Uma tendência observada desde o início do conflito entre Rússia e Ucrânia é a resistência de países do continente africano e da América Latina em apoiar as ações anti-Rússia lideradas por Washington e países da União Europeia. Do mesmo modo, nessas regiões, o apoio ao presidente ucraniano, Vladimir Zelensky, é bem mais fraco do que na Europa e nos Estados Unidos.
Prova disso é que, em junho, apesar das pressões, líderes da União Africana boicotaram uma reunião virtual com Zelensky. Dos 55 países do grupo, 51 não compareceram.

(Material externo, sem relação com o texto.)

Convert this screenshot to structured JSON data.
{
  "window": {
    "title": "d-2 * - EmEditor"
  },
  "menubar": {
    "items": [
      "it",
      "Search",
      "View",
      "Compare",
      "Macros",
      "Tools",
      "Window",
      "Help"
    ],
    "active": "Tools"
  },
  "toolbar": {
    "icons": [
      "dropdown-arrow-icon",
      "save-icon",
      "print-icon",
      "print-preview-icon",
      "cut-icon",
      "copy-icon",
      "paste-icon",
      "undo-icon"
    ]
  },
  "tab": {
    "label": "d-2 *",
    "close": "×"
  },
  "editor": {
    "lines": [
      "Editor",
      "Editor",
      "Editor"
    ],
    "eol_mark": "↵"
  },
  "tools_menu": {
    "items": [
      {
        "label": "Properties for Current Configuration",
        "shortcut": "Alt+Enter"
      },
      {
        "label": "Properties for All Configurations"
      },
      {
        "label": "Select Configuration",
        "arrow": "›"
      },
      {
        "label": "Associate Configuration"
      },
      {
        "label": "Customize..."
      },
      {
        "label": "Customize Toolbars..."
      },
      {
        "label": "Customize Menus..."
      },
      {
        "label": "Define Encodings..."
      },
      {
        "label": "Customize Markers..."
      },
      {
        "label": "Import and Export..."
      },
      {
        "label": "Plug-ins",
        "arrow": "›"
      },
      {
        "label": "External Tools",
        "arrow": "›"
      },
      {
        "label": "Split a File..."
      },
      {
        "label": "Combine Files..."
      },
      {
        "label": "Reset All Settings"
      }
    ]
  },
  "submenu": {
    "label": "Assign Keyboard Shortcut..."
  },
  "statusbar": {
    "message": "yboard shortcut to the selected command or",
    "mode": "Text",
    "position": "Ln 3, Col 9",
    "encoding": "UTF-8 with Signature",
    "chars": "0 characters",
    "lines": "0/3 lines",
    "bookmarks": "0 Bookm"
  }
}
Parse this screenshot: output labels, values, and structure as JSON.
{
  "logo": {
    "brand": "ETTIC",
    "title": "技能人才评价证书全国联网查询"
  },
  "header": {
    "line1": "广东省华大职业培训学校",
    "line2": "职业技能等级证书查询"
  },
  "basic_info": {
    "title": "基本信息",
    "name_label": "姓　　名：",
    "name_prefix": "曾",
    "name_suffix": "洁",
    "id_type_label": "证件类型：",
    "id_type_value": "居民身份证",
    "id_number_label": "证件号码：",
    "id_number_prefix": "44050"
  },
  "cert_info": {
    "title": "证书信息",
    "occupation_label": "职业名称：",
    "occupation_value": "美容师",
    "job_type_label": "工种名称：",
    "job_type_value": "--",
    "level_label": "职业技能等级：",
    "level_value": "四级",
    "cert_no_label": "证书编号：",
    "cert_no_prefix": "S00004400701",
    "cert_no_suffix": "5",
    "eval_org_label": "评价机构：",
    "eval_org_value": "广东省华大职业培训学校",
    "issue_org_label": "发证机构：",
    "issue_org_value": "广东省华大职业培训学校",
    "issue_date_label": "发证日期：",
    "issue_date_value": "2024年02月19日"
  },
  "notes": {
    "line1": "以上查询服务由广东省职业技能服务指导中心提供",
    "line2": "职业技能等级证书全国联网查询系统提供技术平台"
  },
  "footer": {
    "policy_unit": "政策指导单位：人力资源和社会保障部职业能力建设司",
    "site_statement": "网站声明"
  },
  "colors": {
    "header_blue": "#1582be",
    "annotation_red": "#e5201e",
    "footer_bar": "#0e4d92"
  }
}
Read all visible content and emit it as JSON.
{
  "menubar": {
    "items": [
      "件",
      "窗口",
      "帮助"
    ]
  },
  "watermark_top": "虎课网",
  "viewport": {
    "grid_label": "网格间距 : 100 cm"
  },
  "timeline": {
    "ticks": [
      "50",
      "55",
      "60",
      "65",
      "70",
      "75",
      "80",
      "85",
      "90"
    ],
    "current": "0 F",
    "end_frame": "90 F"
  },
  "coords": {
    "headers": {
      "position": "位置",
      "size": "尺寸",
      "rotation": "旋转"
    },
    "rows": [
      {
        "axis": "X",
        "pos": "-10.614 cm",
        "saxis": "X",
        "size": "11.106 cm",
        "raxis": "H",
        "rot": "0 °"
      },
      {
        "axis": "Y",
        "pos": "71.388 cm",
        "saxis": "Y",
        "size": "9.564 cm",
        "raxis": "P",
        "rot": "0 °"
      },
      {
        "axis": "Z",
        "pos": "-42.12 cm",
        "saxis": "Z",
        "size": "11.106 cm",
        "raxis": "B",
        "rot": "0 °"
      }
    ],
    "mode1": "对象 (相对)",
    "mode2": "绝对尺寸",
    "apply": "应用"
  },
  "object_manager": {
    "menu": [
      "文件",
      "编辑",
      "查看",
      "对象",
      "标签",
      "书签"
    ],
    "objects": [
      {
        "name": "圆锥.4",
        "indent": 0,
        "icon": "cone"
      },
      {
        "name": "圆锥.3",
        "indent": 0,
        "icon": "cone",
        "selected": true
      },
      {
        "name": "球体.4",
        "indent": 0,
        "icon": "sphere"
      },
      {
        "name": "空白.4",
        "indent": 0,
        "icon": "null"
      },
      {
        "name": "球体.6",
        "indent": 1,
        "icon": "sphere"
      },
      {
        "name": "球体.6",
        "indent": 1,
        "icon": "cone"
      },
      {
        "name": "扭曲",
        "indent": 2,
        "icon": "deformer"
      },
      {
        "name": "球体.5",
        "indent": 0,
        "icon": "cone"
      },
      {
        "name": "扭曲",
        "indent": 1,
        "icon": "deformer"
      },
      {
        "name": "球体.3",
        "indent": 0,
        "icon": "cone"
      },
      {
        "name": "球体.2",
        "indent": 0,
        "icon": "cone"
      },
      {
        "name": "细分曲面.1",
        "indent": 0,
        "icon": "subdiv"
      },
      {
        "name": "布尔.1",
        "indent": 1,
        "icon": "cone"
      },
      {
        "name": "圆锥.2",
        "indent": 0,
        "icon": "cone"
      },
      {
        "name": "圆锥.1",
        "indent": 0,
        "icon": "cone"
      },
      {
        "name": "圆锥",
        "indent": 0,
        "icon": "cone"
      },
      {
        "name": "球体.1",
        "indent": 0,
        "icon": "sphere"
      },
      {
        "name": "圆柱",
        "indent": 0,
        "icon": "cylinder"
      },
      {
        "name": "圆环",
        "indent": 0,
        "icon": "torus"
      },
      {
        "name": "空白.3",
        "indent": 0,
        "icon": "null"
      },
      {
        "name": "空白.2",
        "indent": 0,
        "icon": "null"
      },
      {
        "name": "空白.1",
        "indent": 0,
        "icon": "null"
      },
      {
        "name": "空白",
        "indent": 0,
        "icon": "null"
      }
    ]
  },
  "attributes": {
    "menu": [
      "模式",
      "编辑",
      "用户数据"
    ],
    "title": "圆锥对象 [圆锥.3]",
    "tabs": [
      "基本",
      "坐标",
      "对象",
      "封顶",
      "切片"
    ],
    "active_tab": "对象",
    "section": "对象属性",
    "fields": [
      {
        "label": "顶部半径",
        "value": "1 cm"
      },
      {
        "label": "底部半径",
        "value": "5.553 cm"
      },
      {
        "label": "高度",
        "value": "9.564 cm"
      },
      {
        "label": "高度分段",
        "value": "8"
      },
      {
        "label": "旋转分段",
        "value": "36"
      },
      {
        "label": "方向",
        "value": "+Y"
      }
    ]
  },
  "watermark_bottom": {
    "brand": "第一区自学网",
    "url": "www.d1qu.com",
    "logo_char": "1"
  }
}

No mês seguinte, um pedido de Zelensky feito aos países do Mercosul para discursar em uma cúpula realizada em Assunção, no Paraguai, foi rejeitado e os países do bloco optaram por uma posição neutra em relação ao conflito.
Em contraponto, países do continente africano e latino-americanos cada vez mais estreitam laços com Rússia e China, tornando-se, como consequência, mais próximos do BRICS, grupo ao qual alguns deles já manifestaram o interesse em aderir.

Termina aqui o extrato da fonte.